Here’s some good news: an Illinois college is going to offer some adjuncts health insurance next year under the provisions of the Affordable Care Act. Most schools seem to be busily cutting hours in order to avoid the new law’s requirements. (The ACA requires that schools provide health insurance for full-time employees, defined as anyone working more than 30 hours a week.) The bad news is that the proposal is more hat than cattle.

Robert Breuder, president of DuPage, said the arrangement was a “perfect compromise,” one that allows the college to comply with the law, honor the adjuncts who make up the majority of its teaching force and still retain the cost-effectiveness and flexibility of a majority-adjunct work force. He estimated that the move would cost the college about $550,000 annually, or 0.3 percent of its operating budget, made possible by prudent college management during the past five years. But extending health care to more adjuncts would be financially “cataclysmic” to the institution, he said, particularly due to Illinois’s fiscal woes and consequent decreases in state funding. Breuder said he didn’t know how many adjuncts’ typical course loads would be cut by the new, 27-credit-hour ceiling for non-lecturers, but that the college has been trending toward hiring more adjuncts to teach lighter course loads for some time.

Bucking the Trend” Colleen Flaherty

This coverage will “honor” 45 adjuncts. Du Paul could provide health care for 90 adjuncts for less than 1% of its budget (.9%); or 180 for less than 2% (1.8%), and so on. These hardly seem like cataclysmic figures, even in the face of our state’s budget problems. I’m happy that some adjuncts’ working conditions are improving, but this is a “compromise” that is all about looking good while skirting the law so that you can continue to exploit college teachers.

Academic Nadir

I am not sure why I believe this, but I think that academia has to reach some final bottom– like a drug addict– before it can even begin to address its own recent history, particularly the steady destruction of full-time faculty positions. At some point– 50% or 75% part-time?– the problem will become so self-evident that it can no longer be ignored. I sometimes wonder if it will become evident to the public before it is self-evident to academics.

It’s hyperbole, of course, to equate American teachers with an Indian caste, but this piece (“When Adjunct Faculty are the Tenure-Track’s Untouchables”) suggests that full-time faculty complicity may be one important reason change can seem so distant:

Truth is that ladder-rank faculty are growing old and we are not prepared to pick this important fight with our administrations or UCOP. We are edging towards retirement, counting our beans in our pension funds, and just holding on until we escape amidst encircling doom. Safe in retirement, many of us will tut-tut and speak of the halcyon days when ladder rank faculty were little gods with real rights.

“When Adjunct Faculty are the Tenure-Track’s Untouchables” Chris Newfield

Newfield is referring to California universities; as goes California, the saying goes, so goes the United States. The article is worth reading, although it does little more than repeat the obvious: in recent years: our fight is increasingly not simply against an administrative culture overly concerned with markets and business models but also with status-bound, complacent full-time faculty.
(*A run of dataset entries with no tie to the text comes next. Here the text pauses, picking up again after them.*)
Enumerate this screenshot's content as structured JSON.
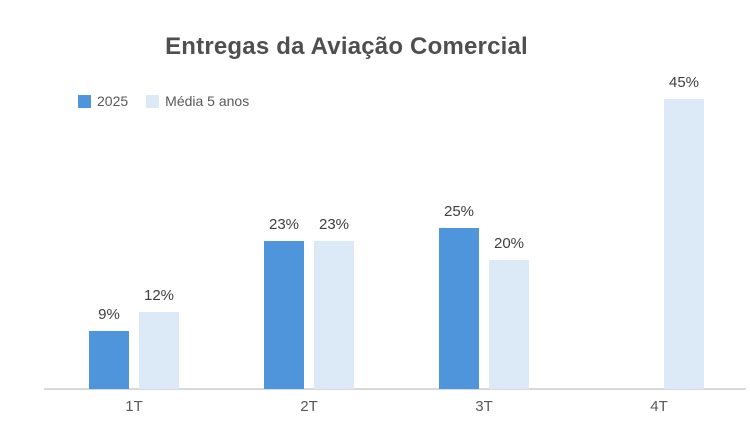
{
  "colors": {
    "series1": "#4E95DB",
    "series2": "#DCE9F6",
    "title": "#4F4F4F",
    "data_label": "#404040",
    "axis_label": "#595959",
    "legend_text": "#595959",
    "axis_line": "#D9D9D9",
    "background": "#FFFFFF"
  },
  "chart_data": {
    "type": "bar",
    "title": "Entregas da Aviação Comercial",
    "categories": [
      "1T",
      "2T",
      "3T",
      "4T"
    ],
    "series": [
      {
        "name": "2025",
        "color_key": "series1",
        "values": [
          9,
          23,
          25,
          null
        ]
      },
      {
        "name": "Média 5 anos",
        "color_key": "series2",
        "values": [
          12,
          23,
          20,
          45
        ]
      }
    ],
    "value_suffix": "%",
    "xlabel": "",
    "ylabel": "",
    "ylim": [
      0,
      48
    ],
    "grid": false,
    "data_labels": true,
    "legend_position": "top-left"
  }
}
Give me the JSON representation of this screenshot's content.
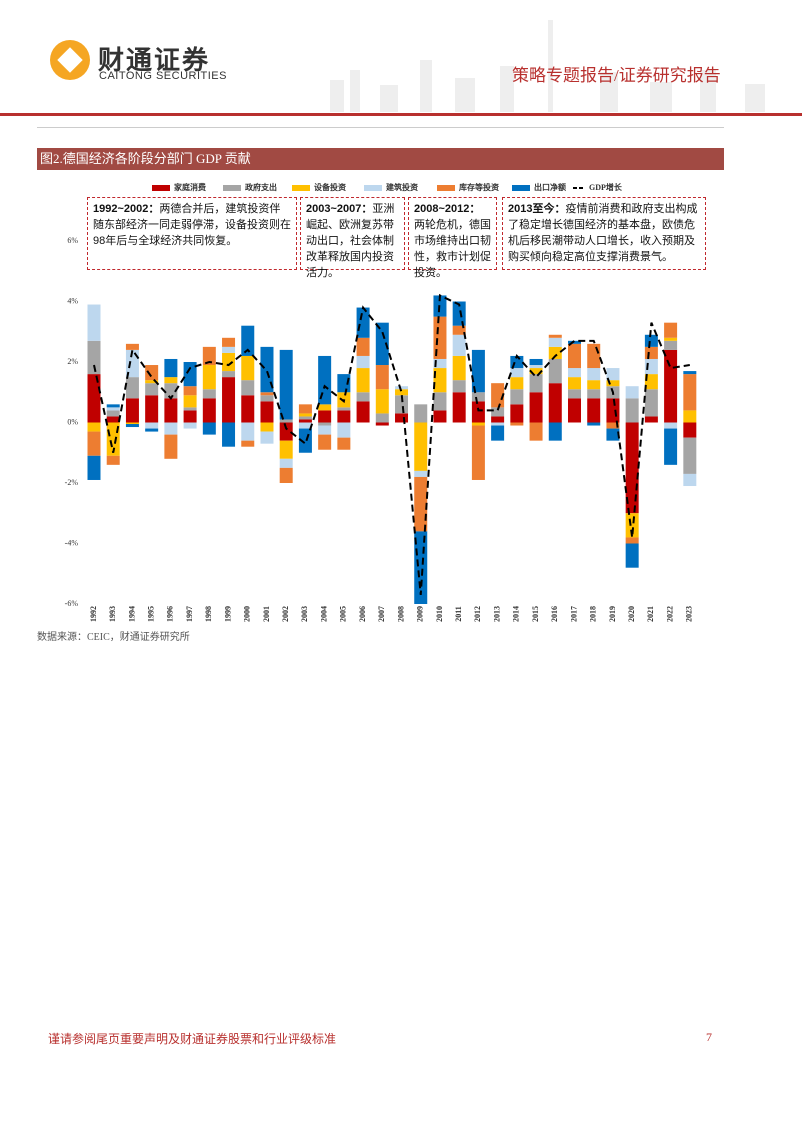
{
  "header": {
    "logo_cn": "财通证券",
    "logo_en": "CAITONG SECURITIES",
    "report_type": "策略专题报告/证券研究报告"
  },
  "figure_title": "图2.德国经济各阶段分部门 GDP 贡献",
  "chart_data": {
    "type": "bar",
    "stacked": true,
    "categories": [
      "1992",
      "1993",
      "1994",
      "1995",
      "1996",
      "1997",
      "1998",
      "1999",
      "2000",
      "2001",
      "2002",
      "2003",
      "2004",
      "2005",
      "2006",
      "2007",
      "2008",
      "2009",
      "2010",
      "2011",
      "2012",
      "2013",
      "2014",
      "2015",
      "2016",
      "2017",
      "2018",
      "2019",
      "2020",
      "2021",
      "2022",
      "2023"
    ],
    "series": [
      {
        "name": "家庭消费",
        "color": "#c00000",
        "type": "bar",
        "values": [
          1.6,
          0.2,
          0.8,
          0.9,
          0.8,
          0.4,
          0.8,
          1.5,
          0.9,
          0.7,
          -0.6,
          0.1,
          0.4,
          0.4,
          0.7,
          -0.1,
          0.3,
          0.0,
          0.4,
          1.0,
          0.7,
          0.2,
          0.6,
          1.0,
          1.3,
          0.8,
          0.8,
          0.8,
          -3.0,
          0.2,
          2.4,
          -0.5
        ]
      },
      {
        "name": "政府支出",
        "color": "#a5a5a5",
        "type": "bar",
        "values": [
          1.1,
          0.2,
          0.7,
          0.4,
          0.5,
          0.1,
          0.3,
          0.2,
          0.5,
          0.2,
          0.1,
          0.1,
          -0.1,
          0.1,
          0.3,
          0.3,
          0.6,
          0.6,
          0.6,
          0.4,
          0.3,
          0.3,
          0.5,
          0.6,
          0.8,
          0.3,
          0.3,
          0.4,
          0.8,
          0.9,
          0.3,
          -1.2
        ]
      },
      {
        "name": "设备投资",
        "color": "#ffc000",
        "type": "bar",
        "values": [
          -0.3,
          -1.1,
          -0.05,
          0.1,
          0.2,
          0.4,
          0.8,
          0.6,
          0.8,
          -0.3,
          -0.6,
          0.1,
          0.2,
          0.5,
          0.8,
          0.8,
          0.2,
          -1.6,
          0.8,
          0.8,
          -0.1,
          0.0,
          0.4,
          0.2,
          0.4,
          0.4,
          0.3,
          0.2,
          -0.8,
          0.5,
          0.1,
          0.4
        ]
      },
      {
        "name": "建筑投资",
        "color": "#bdd7ee",
        "type": "bar",
        "values": [
          1.2,
          0.1,
          0.9,
          -0.2,
          -0.4,
          -0.2,
          0.0,
          0.2,
          -0.6,
          -0.4,
          -0.3,
          -0.2,
          -0.3,
          -0.5,
          0.4,
          0.0,
          0.1,
          -0.2,
          0.3,
          0.7,
          0.0,
          -0.1,
          0.3,
          0.1,
          0.3,
          0.3,
          0.4,
          0.4,
          0.4,
          0.5,
          -0.2,
          -0.4
        ]
      },
      {
        "name": "库存等投资",
        "color": "#ed7d31",
        "type": "bar",
        "values": [
          -0.8,
          -0.3,
          0.2,
          0.5,
          -0.8,
          0.3,
          0.6,
          0.3,
          -0.2,
          0.1,
          -0.5,
          0.3,
          -0.5,
          -0.4,
          0.6,
          0.8,
          0.0,
          -1.8,
          1.4,
          0.3,
          -1.8,
          0.8,
          -0.1,
          -0.6,
          0.1,
          0.8,
          0.8,
          -0.2,
          -0.2,
          0.4,
          0.5,
          1.2
        ]
      },
      {
        "name": "出口净额",
        "color": "#0070c0",
        "type": "bar",
        "values": [
          -0.8,
          0.1,
          -0.1,
          -0.1,
          0.6,
          0.8,
          -0.4,
          -0.8,
          1.0,
          1.5,
          2.3,
          -0.8,
          1.6,
          0.6,
          1.0,
          1.4,
          0.0,
          -2.4,
          0.7,
          0.8,
          1.4,
          -0.5,
          0.4,
          0.2,
          -0.6,
          0.1,
          -0.1,
          -0.4,
          -0.8,
          0.4,
          -1.2,
          0.1
        ]
      },
      {
        "name": "GDP增长",
        "color": "#000000",
        "type": "line",
        "values": [
          1.9,
          -1.0,
          2.4,
          1.5,
          0.8,
          1.8,
          2.0,
          1.9,
          2.4,
          1.7,
          -0.2,
          -0.7,
          1.2,
          0.7,
          3.8,
          3.0,
          1.0,
          -5.7,
          4.2,
          3.9,
          0.4,
          0.4,
          2.2,
          1.5,
          2.2,
          2.7,
          2.7,
          1.0,
          -3.8,
          3.3,
          1.8,
          1.9
        ]
      }
    ],
    "ylim": [
      -6,
      6
    ],
    "yticks": [
      {
        "value": -6,
        "label": "-6%"
      },
      {
        "value": -4,
        "label": "-4%"
      },
      {
        "value": -2,
        "label": "-2%"
      },
      {
        "value": 0,
        "label": "0%"
      },
      {
        "value": 2,
        "label": "2%"
      },
      {
        "value": 4,
        "label": "4%"
      },
      {
        "value": 6,
        "label": "6%"
      }
    ],
    "grid": false,
    "annotations": [
      {
        "head": "1992~2002：",
        "text": "两德合并后，建筑投资伴随东部经济一同走弱停滞，设备投资则在98年后与全球经济共同恢复。"
      },
      {
        "head": "2003~2007：",
        "text": "亚洲崛起、欧洲复苏带动出口，社会体制改革释放国内投资活力。"
      },
      {
        "head": "2008~2012：",
        "text": "两轮危机，德国市场维持出口韧性，救市计划促投资。"
      },
      {
        "head": "2013至今：",
        "text": "疫情前消费和政府支出构成了稳定增长德国经济的基本盘，欧债危机后移民潮带动人口增长，收入预期及购买倾向稳定高位支撑消费景气。"
      }
    ]
  },
  "source": "数据来源：CEIC，财通证券研究所",
  "footer": {
    "disclaimer": "谨请参阅尾页重要声明及财通证券股票和行业评级标准",
    "page": "7"
  }
}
Maybe that last complaint signals that rock bottom is closer than ever.

Educational Futures

Almost half of recent college graduates did not get jobs in their field of choice. The majority of these underemployed appear to work in the retail or restaurant industries. Among those working in the retail industry, 78 percent had desired to enter a different industry prior to graduating. Similarly, 81 percent of those graduates working in the restaurant industry had wanted to enter a different industry. This study once again showed that many of our recent graduates are currently underutilized.
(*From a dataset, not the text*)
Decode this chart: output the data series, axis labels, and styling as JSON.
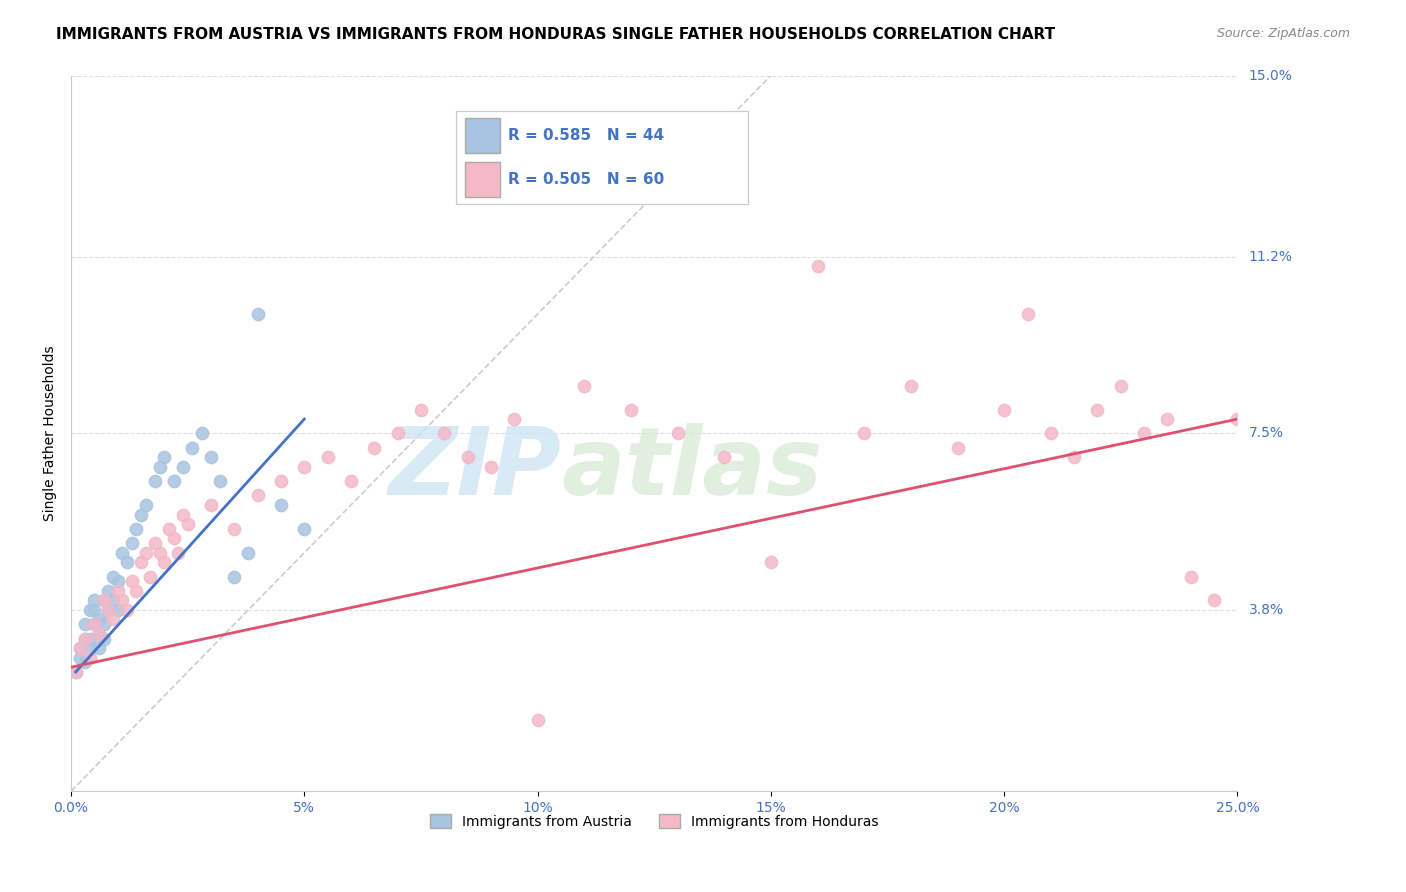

McKinsey on Young College Graduates,” Will Kimball

When I worked at a public university I was always surprised to find so many professors in favor of raising tuition. Not all of them would admit it, but the consensus seemed to be that the more expensive an education becomes, the better the students. Many professors would rather send off the difficult students to the community colleges– or to a poorly paid job– than have to deal with trying to teach them.
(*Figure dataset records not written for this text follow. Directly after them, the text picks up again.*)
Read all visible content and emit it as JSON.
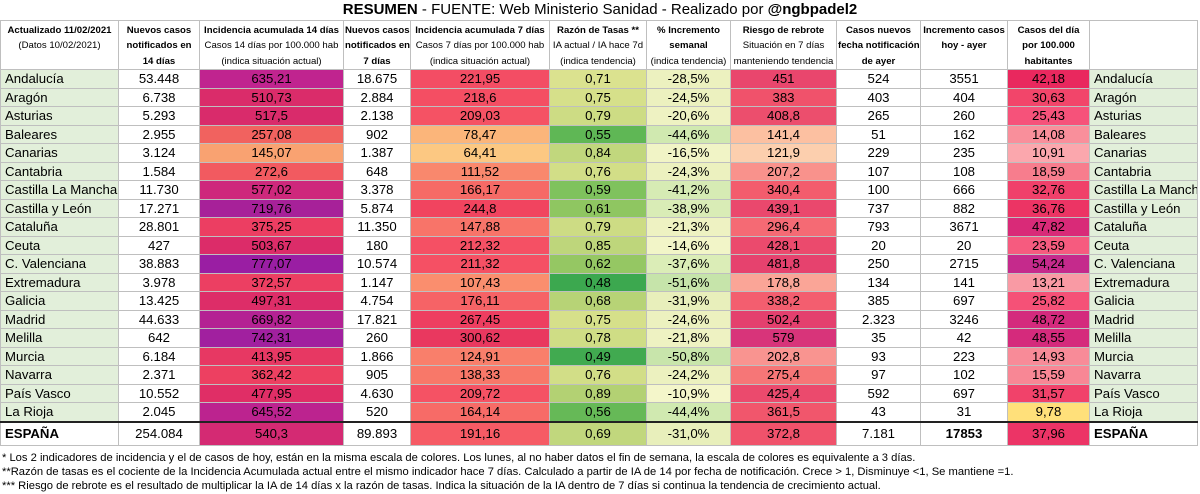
{
  "title": {
    "bold_prefix": "RESUMEN",
    "middle": " - FUENTE: Web Ministerio Sanidad  - Realizado por ",
    "bold_suffix": "@ngbpadel2"
  },
  "header": {
    "meta_line1": "Actualizado 11/02/2021",
    "meta_line2": "(Datos 10/02/2021)",
    "col1": [
      "Nuevos casos",
      "notificados en",
      "14 días"
    ],
    "col2_bold": "Incidencia acumulada 14 días",
    "col2_sub": [
      "Casos 14 días por 100.000 hab",
      "(indica situación actual)"
    ],
    "col3": [
      "Nuevos casos",
      "notificados en",
      "7 días"
    ],
    "col4_bold": "Incidencia acumulada 7 días",
    "col4_sub": [
      "Casos 7 días por 100.000 hab",
      "(indica situación actual)"
    ],
    "col5_bold": "Razón de Tasas **",
    "col5_sub": [
      "IA actual / IA hace 7d",
      "(indica tendencia)"
    ],
    "col6_bold": [
      "% Incremento",
      "semanal"
    ],
    "col6_sub": "(indica tendencia)",
    "col7_bold": "Riesgo de rebrote",
    "col7_sub": [
      "Situación en 7 días",
      "manteniendo tendencia"
    ],
    "col8": [
      "Casos nuevos",
      "fecha notificación",
      "de ayer"
    ],
    "col9": [
      "Incremento casos",
      "hoy - ayer"
    ],
    "col10": [
      "Casos del día",
      "por 100.000",
      "habitantes"
    ]
  },
  "colors": {
    "region_bg": "#e2efda",
    "neutral_bg": "#ffffff"
  },
  "rows": [
    {
      "name": "Andalucía",
      "c14": "53.448",
      "ia14": "635,21",
      "c7": "18.675",
      "ia7": "221,95",
      "rt": "0,71",
      "pct": "-28,5%",
      "rr": "451",
      "cn": "524",
      "inc": "3551",
      "cd": "42,18",
      "bg_ia14": "#c0248f",
      "bg_ia7": "#f34d64",
      "bg_rt": "#dbe28f",
      "bg_pct": "#ecf1bf",
      "bg_rr": "#e9466d",
      "bg_cd": "#e9285e"
    },
    {
      "name": "Aragón",
      "c14": "6.738",
      "ia14": "510,73",
      "c7": "2.884",
      "ia7": "218,6",
      "rt": "0,75",
      "pct": "-24,5%",
      "rr": "383",
      "cn": "403",
      "inc": "404",
      "cd": "30,63",
      "bg_ia14": "#da2c6a",
      "bg_ia7": "#f44e63",
      "bg_rt": "#d6e08a",
      "bg_pct": "#ecf1bf",
      "bg_rr": "#f0526b",
      "bg_cd": "#f2456a"
    },
    {
      "name": "Asturias",
      "c14": "5.293",
      "ia14": "517,5",
      "c7": "2.138",
      "ia7": "209,03",
      "rt": "0,79",
      "pct": "-20,6%",
      "rr": "408,8",
      "cn": "265",
      "inc": "260",
      "cd": "25,43",
      "bg_ia14": "#d92b6b",
      "bg_ia7": "#f55264",
      "bg_rt": "#cddc84",
      "bg_pct": "#eef2c2",
      "bg_rr": "#ec4e6d",
      "bg_cd": "#f6527a"
    },
    {
      "name": "Baleares",
      "c14": "2.955",
      "ia14": "257,08",
      "c7": "902",
      "ia7": "78,47",
      "rt": "0,55",
      "pct": "-44,6%",
      "rr": "141,4",
      "cn": "51",
      "inc": "162",
      "cd": "14,08",
      "bg_ia14": "#f1625f",
      "bg_ia7": "#fbb57a",
      "bg_rt": "#5fb755",
      "bg_pct": "#d0e9b0",
      "bg_rr": "#fcc0a1",
      "bg_cd": "#f98f9b"
    },
    {
      "name": "Canarias",
      "c14": "3.124",
      "ia14": "145,07",
      "c7": "1.387",
      "ia7": "64,41",
      "rt": "0,84",
      "pct": "-16,5%",
      "rr": "121,9",
      "cn": "229",
      "inc": "235",
      "cd": "10,91",
      "bg_ia14": "#f9a271",
      "bg_ia7": "#fcc882",
      "bg_rt": "#c1d77d",
      "bg_pct": "#f1f4c6",
      "bg_rr": "#fccfae",
      "bg_cd": "#fba7ad"
    },
    {
      "name": "Cantabria",
      "c14": "1.584",
      "ia14": "272,6",
      "c7": "648",
      "ia7": "111,52",
      "rt": "0,76",
      "pct": "-24,3%",
      "rr": "207,2",
      "cn": "107",
      "inc": "108",
      "cd": "18,59",
      "bg_ia14": "#f25a60",
      "bg_ia7": "#f9886d",
      "bg_rt": "#d2de87",
      "bg_pct": "#ecf1bf",
      "bg_rr": "#f9928c",
      "bg_cd": "#f77d8d"
    },
    {
      "name": "Castilla La Mancha",
      "c14": "11.730",
      "ia14": "577,02",
      "c7": "3.378",
      "ia7": "166,17",
      "rt": "0,59",
      "pct": "-41,2%",
      "rr": "340,4",
      "cn": "100",
      "inc": "666",
      "cd": "32,76",
      "bg_ia14": "#ce287c",
      "bg_ia7": "#f66a66",
      "bg_rt": "#7fc25d",
      "bg_pct": "#d6ebb4",
      "bg_rr": "#f35c6d",
      "bg_cd": "#f0406a"
    },
    {
      "name": "Castilla y León",
      "c14": "17.271",
      "ia14": "719,76",
      "c7": "5.874",
      "ia7": "244,8",
      "rt": "0,61",
      "pct": "-38,9%",
      "rr": "439,1",
      "cn": "737",
      "inc": "882",
      "cd": "36,76",
      "bg_ia14": "#a72199",
      "bg_ia7": "#f1445f",
      "bg_rt": "#8fc661",
      "bg_pct": "#d9ecb6",
      "bg_rr": "#ea486d",
      "bg_cd": "#ec3464"
    },
    {
      "name": "Cataluña",
      "c14": "28.801",
      "ia14": "375,25",
      "c7": "11.350",
      "ia7": "147,88",
      "rt": "0,79",
      "pct": "-21,3%",
      "rr": "296,4",
      "cn": "793",
      "inc": "3671",
      "cd": "47,82",
      "bg_ia14": "#ec3e62",
      "bg_ia7": "#f87469",
      "bg_rt": "#cddc84",
      "bg_pct": "#eef2c2",
      "bg_rr": "#f56a74",
      "bg_cd": "#d92a78"
    },
    {
      "name": "Ceuta",
      "c14": "427",
      "ia14": "503,67",
      "c7": "180",
      "ia7": "212,32",
      "rt": "0,85",
      "pct": "-14,6%",
      "rr": "428,1",
      "cn": "20",
      "inc": "20",
      "cd": "23,59",
      "bg_ia14": "#dc2c69",
      "bg_ia7": "#f55064",
      "bg_rt": "#bed67b",
      "bg_pct": "#f2f5c8",
      "bg_rr": "#eb4a6d",
      "bg_cd": "#f65b7f"
    },
    {
      "name": "C. Valenciana",
      "c14": "38.883",
      "ia14": "777,07",
      "c7": "10.574",
      "ia7": "211,32",
      "rt": "0,62",
      "pct": "-37,6%",
      "rr": "481,8",
      "cn": "250",
      "inc": "2715",
      "cd": "54,24",
      "bg_ia14": "#9a1ea3",
      "bg_ia7": "#f55064",
      "bg_rt": "#95c763",
      "bg_pct": "#dbedb7",
      "bg_rr": "#e6426e",
      "bg_cd": "#c52a8c"
    },
    {
      "name": "Extremadura",
      "c14": "3.978",
      "ia14": "372,57",
      "c7": "1.147",
      "ia7": "107,43",
      "rt": "0,48",
      "pct": "-51,6%",
      "rr": "178,8",
      "cn": "134",
      "inc": "141",
      "cd": "13,21",
      "bg_ia14": "#ec3f62",
      "bg_ia7": "#fa8e6e",
      "bg_rt": "#3ca84f",
      "bg_pct": "#c6e4aa",
      "bg_rr": "#faa597",
      "bg_cd": "#f99aa4"
    },
    {
      "name": "Galicia",
      "c14": "13.425",
      "ia14": "497,31",
      "c7": "4.754",
      "ia7": "176,11",
      "rt": "0,68",
      "pct": "-31,9%",
      "rr": "338,2",
      "cn": "385",
      "inc": "697",
      "cd": "25,82",
      "bg_ia14": "#dd2d68",
      "bg_ia7": "#f66366",
      "bg_rt": "#b7d376",
      "bg_pct": "#e8efbb",
      "bg_rr": "#f35e6f",
      "bg_cd": "#f55177"
    },
    {
      "name": "Madrid",
      "c14": "44.633",
      "ia14": "669,82",
      "c7": "17.821",
      "ia7": "267,45",
      "rt": "0,75",
      "pct": "-24,6%",
      "rr": "502,4",
      "cn": "2.323",
      "inc": "3246",
      "cd": "48,72",
      "bg_ia14": "#b42293",
      "bg_ia7": "#ee3e60",
      "bg_rt": "#d6e08a",
      "bg_pct": "#ecf1bf",
      "bg_rr": "#e4406e",
      "bg_cd": "#d42a7d"
    },
    {
      "name": "Melilla",
      "c14": "642",
      "ia14": "742,31",
      "c7": "260",
      "ia7": "300,62",
      "rt": "0,78",
      "pct": "-21,8%",
      "rr": "579",
      "cn": "35",
      "inc": "42",
      "cd": "48,55",
      "bg_ia14": "#a1209f",
      "bg_ia7": "#e9385f",
      "bg_rt": "#cfdd85",
      "bg_pct": "#eef2c2",
      "bg_rr": "#d8347a",
      "bg_cd": "#d52a7c"
    },
    {
      "name": "Murcia",
      "c14": "6.184",
      "ia14": "413,95",
      "c7": "1.866",
      "ia7": "124,91",
      "rt": "0,49",
      "pct": "-50,8%",
      "rr": "202,8",
      "cn": "93",
      "inc": "223",
      "cd": "14,93",
      "bg_ia14": "#e73863",
      "bg_ia7": "#f97f6b",
      "bg_rt": "#41aa50",
      "bg_pct": "#c8e5ab",
      "bg_rr": "#f99490",
      "bg_cd": "#f88b98"
    },
    {
      "name": "Navarra",
      "c14": "2.371",
      "ia14": "362,42",
      "c7": "905",
      "ia7": "138,33",
      "rt": "0,76",
      "pct": "-24,2%",
      "rr": "275,4",
      "cn": "97",
      "inc": "102",
      "cd": "15,59",
      "bg_ia14": "#ed4061",
      "bg_ia7": "#f87869",
      "bg_rt": "#d2de87",
      "bg_pct": "#ecf1bf",
      "bg_rr": "#f67677",
      "bg_cd": "#f88795"
    },
    {
      "name": "País Vasco",
      "c14": "10.552",
      "ia14": "477,95",
      "c7": "4.630",
      "ia7": "209,72",
      "rt": "0,89",
      "pct": "-10,9%",
      "rr": "425,4",
      "cn": "592",
      "inc": "697",
      "cd": "31,57",
      "bg_ia14": "#e02e66",
      "bg_ia7": "#f55264",
      "bg_rt": "#b3d173",
      "bg_pct": "#f4f6ca",
      "bg_rr": "#eb4a6d",
      "bg_cd": "#f1426a"
    },
    {
      "name": "La Rioja",
      "c14": "2.045",
      "ia14": "645,52",
      "c7": "520",
      "ia7": "164,14",
      "rt": "0,56",
      "pct": "-44,4%",
      "rr": "361,5",
      "cn": "43",
      "inc": "31",
      "cd": "9,78",
      "bg_ia14": "#bc238f",
      "bg_ia7": "#f76b67",
      "bg_rt": "#66b957",
      "bg_pct": "#d0e9b0",
      "bg_rr": "#f1566c",
      "bg_cd": "#ffe07a"
    }
  ],
  "total": {
    "name": "ESPAÑA",
    "c14": "254.084",
    "ia14": "540,3",
    "c7": "89.893",
    "ia7": "191,16",
    "rt": "0,69",
    "pct": "-31,0%",
    "rr": "372,8",
    "cn": "7.181",
    "inc": "17853",
    "cd": "37,96",
    "name_right": "ESPAÑA",
    "bg_ia14": "#d42a73",
    "bg_ia7": "#f65b65",
    "bg_rt": "#c1d77d",
    "bg_pct": "#e8efbb",
    "bg_rr": "#f0526b",
    "bg_cd": "#ec3466"
  },
  "notes": [
    "* Los 2 indicadores de incidencia y el de casos de hoy, están en la misma escala de colores. Los lunes, al no haber datos el fin de semana, la escala de colores es equivalente a 3 días.",
    "**Razón de tasas es el cociente de la Incidencia Acumulada actual entre el mismo indicador hace 7 días. Calculado a partir de IA de 14  por fecha de notificación. Crece > 1, Disminuye <1,  Se mantiene =1.",
    "*** Riesgo de rebrote es el resultado de multiplicar la IA de 14 días x la razón de tasas. Indica la situación de la IA dentro de 7 días si continua la tendencia de crecimiento actual."
  ]
}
Some students, it was commonly said, are simply not college material. The real issue isn’t about who can or cannot learn; it’s about money and time. The less well-prepared students are more expensive in every way. They need more personal attention, which means smaller class sizes, and it can be a challenge to convince them that learning is worth the time and effort. Too many people think it’s just not worth it.

This CEPR report worries me because some people will use it to argue that too many people are going to college; that college is too expensive given that we don’t need as many graduates as we already have, and so on. It’s the classic reactionary push against social progress. Maybe (now that the debt crisis is over) we ought to be expanding those fields– research, science, education itself– that require a college degree.